My Lords, the Government are committed to supporting the development and uptake of emerging digital technologies in the UK, including distributed ledger technology, or DLT. The Secretary of State, with the Minister for Digital, co-hosted a round table on Monday with companies and academics. The Government’s Chief Scientific Adviser met firms and cross-government leads last Friday. Several departments and public bodies have ongoing DLT proof-of-concept projects and there is a cross-government community of interest attended by officials.
My Lords, does my noble friend agree that although this question may appear somewhat niche, in simple terms, distributed ledger technologies could be as impactful as the internet? In fact, they may prove to be the internet of value, with a real opportunity for the United Kingdom to take a global lead, not least in implementation and standards. Does my noble friend also agree that there are a number of proofs of concept across Whitehall—in his own department, DCMS, the DWP and Defra, to name but three? What action is currently being undertaken to co-ordinate those proofs of concept, to take any to pilot, and to assess their potential?
My Lords, moving on to distributed ledger technology, which everyone wants to talk about, I agree with my noble friend that it has tremendous potential. The United Kingdom is well set up to be a global leader, as the APPG’s report released on Monday outlined. There is proof of concept going on in several government departments—for example, Defra, DfID, the NHS and, in my own department, the National Archives. The evaluations are not available yet, because this is at an early stage. As for co-ordination, the projects are in various departments.

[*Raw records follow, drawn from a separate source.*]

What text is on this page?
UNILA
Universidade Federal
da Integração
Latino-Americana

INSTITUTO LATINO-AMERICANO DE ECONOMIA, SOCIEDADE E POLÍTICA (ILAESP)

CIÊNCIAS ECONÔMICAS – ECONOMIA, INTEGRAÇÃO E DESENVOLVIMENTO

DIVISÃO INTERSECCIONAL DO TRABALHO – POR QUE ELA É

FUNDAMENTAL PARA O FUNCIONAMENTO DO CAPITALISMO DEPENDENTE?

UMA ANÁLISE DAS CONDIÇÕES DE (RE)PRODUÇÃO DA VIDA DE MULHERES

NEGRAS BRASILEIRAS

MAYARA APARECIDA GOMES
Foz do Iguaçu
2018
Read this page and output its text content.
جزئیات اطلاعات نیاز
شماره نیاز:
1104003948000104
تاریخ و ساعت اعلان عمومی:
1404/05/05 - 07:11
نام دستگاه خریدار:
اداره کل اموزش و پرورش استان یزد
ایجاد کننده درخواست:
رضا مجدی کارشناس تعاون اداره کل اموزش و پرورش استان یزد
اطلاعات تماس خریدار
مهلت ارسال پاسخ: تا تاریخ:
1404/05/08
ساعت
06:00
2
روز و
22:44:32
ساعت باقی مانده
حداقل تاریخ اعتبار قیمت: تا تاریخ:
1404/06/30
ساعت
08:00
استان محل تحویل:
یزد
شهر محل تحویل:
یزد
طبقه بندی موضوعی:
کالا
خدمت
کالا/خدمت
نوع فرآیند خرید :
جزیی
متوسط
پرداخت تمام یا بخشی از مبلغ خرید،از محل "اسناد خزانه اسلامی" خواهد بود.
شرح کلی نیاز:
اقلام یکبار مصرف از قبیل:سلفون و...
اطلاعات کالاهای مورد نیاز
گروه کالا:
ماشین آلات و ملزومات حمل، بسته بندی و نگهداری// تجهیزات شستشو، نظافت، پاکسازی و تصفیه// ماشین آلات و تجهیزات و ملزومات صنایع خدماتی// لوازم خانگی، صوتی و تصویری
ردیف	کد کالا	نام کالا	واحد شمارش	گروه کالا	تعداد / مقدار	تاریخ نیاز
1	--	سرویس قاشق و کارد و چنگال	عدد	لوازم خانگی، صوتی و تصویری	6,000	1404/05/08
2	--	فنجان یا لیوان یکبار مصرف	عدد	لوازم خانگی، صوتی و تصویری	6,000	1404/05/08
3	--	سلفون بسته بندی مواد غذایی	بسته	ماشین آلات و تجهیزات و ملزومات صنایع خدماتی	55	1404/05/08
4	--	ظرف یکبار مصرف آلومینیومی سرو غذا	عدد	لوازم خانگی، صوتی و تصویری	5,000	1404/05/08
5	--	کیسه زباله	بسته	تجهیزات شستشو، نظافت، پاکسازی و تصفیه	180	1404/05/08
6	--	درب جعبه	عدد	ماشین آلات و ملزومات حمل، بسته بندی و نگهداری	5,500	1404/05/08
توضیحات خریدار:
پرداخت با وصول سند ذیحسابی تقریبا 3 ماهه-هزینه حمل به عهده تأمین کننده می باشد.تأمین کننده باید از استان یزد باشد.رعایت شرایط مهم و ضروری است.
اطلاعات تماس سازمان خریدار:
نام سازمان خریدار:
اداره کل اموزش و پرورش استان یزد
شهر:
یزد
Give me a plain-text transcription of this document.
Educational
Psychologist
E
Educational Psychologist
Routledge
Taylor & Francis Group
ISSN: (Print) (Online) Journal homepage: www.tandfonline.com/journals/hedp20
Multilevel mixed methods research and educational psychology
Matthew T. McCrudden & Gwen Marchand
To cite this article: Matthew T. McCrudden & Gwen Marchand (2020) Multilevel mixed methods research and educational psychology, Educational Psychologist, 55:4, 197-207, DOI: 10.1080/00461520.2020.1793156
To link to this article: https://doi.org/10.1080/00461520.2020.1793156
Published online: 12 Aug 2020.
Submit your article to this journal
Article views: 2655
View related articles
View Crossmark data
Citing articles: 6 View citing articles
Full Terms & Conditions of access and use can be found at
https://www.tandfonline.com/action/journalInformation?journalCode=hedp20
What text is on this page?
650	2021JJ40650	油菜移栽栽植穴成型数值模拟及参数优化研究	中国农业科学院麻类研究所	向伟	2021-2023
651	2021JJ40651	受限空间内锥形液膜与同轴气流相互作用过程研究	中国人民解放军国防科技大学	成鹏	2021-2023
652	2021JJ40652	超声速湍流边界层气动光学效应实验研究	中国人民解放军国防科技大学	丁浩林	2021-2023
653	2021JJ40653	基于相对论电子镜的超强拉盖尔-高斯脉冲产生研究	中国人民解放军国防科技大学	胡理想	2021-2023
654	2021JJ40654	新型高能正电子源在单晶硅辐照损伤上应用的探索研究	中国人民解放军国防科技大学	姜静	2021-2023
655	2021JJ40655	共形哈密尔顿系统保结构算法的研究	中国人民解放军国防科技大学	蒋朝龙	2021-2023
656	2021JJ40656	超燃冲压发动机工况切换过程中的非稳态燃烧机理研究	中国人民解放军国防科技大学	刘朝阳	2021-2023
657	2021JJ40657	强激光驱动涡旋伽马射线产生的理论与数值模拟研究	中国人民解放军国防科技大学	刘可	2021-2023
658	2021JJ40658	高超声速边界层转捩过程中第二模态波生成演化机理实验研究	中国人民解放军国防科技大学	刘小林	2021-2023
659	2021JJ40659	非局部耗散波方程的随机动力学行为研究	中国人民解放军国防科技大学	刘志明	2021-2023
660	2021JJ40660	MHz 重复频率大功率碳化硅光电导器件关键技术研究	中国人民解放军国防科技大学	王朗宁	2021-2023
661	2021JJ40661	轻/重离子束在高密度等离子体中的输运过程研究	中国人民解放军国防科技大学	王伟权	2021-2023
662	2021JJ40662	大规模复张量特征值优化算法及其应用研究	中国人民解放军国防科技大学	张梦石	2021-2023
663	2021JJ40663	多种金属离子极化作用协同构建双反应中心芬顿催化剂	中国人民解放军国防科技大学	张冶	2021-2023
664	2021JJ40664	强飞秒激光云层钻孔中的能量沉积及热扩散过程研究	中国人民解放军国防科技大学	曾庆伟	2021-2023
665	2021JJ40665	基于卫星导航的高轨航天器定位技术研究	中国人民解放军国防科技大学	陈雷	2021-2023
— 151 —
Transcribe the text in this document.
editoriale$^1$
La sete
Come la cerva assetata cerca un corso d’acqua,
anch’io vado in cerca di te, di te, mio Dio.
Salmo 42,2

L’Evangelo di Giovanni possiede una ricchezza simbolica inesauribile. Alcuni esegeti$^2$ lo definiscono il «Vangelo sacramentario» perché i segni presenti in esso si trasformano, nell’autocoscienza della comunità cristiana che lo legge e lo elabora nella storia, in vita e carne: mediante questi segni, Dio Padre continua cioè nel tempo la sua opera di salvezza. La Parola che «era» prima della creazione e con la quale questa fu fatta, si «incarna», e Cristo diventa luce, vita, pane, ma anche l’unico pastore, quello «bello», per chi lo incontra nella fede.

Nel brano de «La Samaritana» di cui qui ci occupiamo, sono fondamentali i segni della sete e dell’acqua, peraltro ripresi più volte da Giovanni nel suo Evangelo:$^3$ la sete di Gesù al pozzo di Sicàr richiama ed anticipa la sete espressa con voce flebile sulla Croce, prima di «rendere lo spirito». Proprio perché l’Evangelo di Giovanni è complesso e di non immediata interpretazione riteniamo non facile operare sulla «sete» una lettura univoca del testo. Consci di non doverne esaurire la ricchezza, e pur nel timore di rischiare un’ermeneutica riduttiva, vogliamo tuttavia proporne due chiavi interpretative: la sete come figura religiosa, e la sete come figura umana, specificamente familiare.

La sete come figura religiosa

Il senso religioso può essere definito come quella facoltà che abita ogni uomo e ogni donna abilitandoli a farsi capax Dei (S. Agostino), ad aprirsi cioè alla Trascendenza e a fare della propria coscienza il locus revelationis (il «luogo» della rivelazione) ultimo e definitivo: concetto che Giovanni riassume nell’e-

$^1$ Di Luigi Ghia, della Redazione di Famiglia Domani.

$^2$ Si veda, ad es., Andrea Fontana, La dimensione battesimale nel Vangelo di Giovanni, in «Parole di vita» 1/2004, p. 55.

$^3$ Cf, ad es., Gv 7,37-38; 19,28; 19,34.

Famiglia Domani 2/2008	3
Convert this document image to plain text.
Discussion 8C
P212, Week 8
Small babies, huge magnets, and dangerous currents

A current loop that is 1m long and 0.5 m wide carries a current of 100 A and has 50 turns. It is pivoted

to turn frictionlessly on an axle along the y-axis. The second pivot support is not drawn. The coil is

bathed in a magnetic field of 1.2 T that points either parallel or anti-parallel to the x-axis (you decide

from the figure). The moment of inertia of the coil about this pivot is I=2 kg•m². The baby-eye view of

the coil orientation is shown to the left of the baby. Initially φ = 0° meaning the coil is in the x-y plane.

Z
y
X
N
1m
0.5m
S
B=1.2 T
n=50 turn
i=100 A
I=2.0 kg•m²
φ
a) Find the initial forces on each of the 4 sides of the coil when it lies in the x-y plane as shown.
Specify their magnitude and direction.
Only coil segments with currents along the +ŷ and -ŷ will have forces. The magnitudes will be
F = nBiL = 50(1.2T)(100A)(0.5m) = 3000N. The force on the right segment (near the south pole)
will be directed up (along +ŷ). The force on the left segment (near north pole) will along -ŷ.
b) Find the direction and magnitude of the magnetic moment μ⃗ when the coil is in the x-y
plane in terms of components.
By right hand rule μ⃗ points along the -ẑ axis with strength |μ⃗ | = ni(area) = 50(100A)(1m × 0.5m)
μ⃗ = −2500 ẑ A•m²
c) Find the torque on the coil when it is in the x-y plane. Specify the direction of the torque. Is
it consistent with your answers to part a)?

There is an officials group which meets to discuss these. We have participated in two round tables in the last few months and we are considering how best to co-ordinate the efforts across government.
My Lords, in the various discussions taking place, to what extent is the Home Office involved in these considerations? In particular, this is because distributed ledger technology could provide a means by which people would be able to verify their identity without the so-called concerns that people used to have about identity cards with a centrally maintained register held by the Government. A DLT-based technology would enable us to hold our own identity details in a way that would be verifiable across the world.
The noble Lord is absolutely right. That is a very good example of where this distributed technology could be used, and there are other, similar areas. One of the benefits of this technology, and the fact that it is distributed and everyone has the same copy of the database, is that it builds trust in data, and this is an important area across many departments. I do not know specifically what proofs of concept the Home Office is doing at the moment, but I will certainly take that back to my noble friend the Minister. As I said in my previous answer, there is a cross-governmental officials group and we are currently looking at how best to co-ordinate across government.
My Lords, to take the question from the noble Lord, Lord Harris, a stage further and add to the convivial atmosphere, has not the Government Digital Service fallen behind the times with the development of its Verify digital identity system? It is not regarded as fit for purpose by HMRC, for example. Should we not be creating a single online identity for citizens through distributed ledger technology?
The first question is whether we should be creating a single digital identity, and I defer to the Home Office on that. If that decision was made, whether distributed ledger technology is the right technology for it is, I think, a secondary question.
My Lords, we have heard that various studies and evaluations are taking place. It is an extraordinarily complex area but it seems to me, even as a lay person, that its outcomes will be amazingly innovative and helpful. I, of course, must leave the technology to others, but if any questions raised by these evaluations need a closer ethical and moral look, will somebody be monitoring the situation to make sure they are referred to the data ethics body we have talked about?
I agree with the noble Lord. Most technology has ethical concerns, particularly the internet and the fact that, by definition, it is cross-border. We not only have to get our own regulatory house in order, and think of these ethical considerations, but we have to work internationally to try to get consensus. The point about distributed ledger technologies is that they build trust without always having regulations because everyone has the same copy of the same data, which provides a great advantage.
The Law Commission is looking at some of the legal aspects of this technology. The noble Lord is right that the ownership of data is an issue that will have to be considered—we are aware of the problem. I cannot give him specifics at the moment but it is one of the things we are looking at and will have to consider if this technology is to be taken forward.